The Disproportionate Impact of Primary Care Disruption and Telehealth Utilization During COVID-19 [Original Research]

Abstract

PURPOSE The COVID-19 pandemic not only exacerbated existing disparities in health care in general but likely worsened disparities in access to primary care. Our objective was to quantify the nationwide decrease in primary care visits and increase in telehealth utilization during the pandemic and explore whether certain groups of patients were disproportionately affected.

METHODS We used a geographically diverse primary care electronic health record data set to examine the following 3 outcomes: (1) change in total visit volume, (2) change in in-person visit volume, and (3) the telehealth conversion ratio defined as the number of pandemic telehealth visits divided by the total number of prepandemic visits.
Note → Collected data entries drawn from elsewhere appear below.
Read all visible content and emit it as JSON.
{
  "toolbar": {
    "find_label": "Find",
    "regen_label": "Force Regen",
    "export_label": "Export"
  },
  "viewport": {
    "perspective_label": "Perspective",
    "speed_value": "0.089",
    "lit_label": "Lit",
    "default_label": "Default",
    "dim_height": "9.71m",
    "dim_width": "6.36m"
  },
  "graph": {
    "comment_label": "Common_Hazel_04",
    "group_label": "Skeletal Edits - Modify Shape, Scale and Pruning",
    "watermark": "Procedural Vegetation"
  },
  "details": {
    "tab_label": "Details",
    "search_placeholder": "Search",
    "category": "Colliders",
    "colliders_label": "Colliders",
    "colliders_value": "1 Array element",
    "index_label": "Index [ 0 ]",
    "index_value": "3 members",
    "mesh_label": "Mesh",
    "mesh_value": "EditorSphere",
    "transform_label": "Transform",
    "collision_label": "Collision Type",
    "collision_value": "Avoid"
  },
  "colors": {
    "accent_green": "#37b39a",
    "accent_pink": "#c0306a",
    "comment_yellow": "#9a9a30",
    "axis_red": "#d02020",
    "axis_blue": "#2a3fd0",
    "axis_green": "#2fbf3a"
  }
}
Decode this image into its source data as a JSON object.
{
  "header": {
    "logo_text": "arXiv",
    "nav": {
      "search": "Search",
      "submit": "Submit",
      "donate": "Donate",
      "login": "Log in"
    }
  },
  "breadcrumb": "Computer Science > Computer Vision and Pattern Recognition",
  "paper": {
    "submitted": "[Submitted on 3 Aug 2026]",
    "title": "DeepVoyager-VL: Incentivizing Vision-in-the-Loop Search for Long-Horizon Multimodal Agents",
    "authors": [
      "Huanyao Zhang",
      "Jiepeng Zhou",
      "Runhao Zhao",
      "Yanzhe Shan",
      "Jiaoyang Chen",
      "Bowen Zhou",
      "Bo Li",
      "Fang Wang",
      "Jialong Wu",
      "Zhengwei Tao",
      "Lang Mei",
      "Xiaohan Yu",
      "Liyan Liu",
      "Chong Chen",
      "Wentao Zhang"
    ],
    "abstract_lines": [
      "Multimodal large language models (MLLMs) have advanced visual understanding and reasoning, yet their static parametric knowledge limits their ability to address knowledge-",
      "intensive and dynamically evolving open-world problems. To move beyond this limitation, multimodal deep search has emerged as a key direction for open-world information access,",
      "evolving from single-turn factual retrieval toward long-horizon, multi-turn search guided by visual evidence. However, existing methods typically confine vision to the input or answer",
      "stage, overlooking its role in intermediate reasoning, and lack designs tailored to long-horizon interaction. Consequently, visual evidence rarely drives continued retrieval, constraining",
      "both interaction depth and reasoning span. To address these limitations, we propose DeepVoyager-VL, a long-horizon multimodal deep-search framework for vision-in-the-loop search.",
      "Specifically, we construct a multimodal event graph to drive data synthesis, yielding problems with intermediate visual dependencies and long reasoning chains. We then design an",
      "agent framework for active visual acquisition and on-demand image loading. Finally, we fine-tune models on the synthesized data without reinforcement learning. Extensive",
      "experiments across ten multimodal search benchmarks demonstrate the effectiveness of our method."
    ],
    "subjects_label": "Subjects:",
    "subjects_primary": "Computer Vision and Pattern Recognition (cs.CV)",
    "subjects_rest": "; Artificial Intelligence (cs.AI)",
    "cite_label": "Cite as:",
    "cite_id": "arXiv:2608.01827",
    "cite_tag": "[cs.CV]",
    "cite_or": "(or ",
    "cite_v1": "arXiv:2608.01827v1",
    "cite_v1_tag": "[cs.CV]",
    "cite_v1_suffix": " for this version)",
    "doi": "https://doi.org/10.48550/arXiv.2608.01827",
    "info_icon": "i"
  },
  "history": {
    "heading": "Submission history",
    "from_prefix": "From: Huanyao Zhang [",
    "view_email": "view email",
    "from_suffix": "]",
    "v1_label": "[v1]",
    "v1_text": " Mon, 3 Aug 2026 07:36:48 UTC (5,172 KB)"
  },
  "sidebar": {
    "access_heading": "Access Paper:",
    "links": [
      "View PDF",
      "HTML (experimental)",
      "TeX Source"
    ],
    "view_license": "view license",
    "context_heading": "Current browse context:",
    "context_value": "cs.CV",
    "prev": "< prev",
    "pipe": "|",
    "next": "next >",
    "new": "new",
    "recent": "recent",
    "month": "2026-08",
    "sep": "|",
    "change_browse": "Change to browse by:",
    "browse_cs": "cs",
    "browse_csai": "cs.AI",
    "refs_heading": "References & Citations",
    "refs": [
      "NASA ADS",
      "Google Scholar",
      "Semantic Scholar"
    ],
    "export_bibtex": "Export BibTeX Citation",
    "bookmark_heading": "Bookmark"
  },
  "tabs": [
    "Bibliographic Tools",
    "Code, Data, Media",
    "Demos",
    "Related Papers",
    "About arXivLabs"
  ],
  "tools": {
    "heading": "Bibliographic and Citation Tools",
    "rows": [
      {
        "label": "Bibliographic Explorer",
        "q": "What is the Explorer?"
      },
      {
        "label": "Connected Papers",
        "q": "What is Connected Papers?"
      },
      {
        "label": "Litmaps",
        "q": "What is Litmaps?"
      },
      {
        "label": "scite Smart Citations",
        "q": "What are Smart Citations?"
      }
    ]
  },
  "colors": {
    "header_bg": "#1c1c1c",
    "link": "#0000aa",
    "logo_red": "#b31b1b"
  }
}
We assessed whether these outcomes were associated with patient characteristics including age, gender, race, ethnicity, comorbidities, rurality, and area-level social deprivation.

RESULTS Our primary sample included 1,652,871 patients from 408 practices. During the pandemic we observed decreases of 7% and 17% in total and in-person visit volume and a 10% telehealth conversion ratio. The greatest decreases in visit volume were observed among pediatric patients (−24%), Asian patients (−11%), and those with more comorbidities (−9%). Telehealth usage was greatest among Hispanic or Latino patients (17%) and those living in urban areas (12%).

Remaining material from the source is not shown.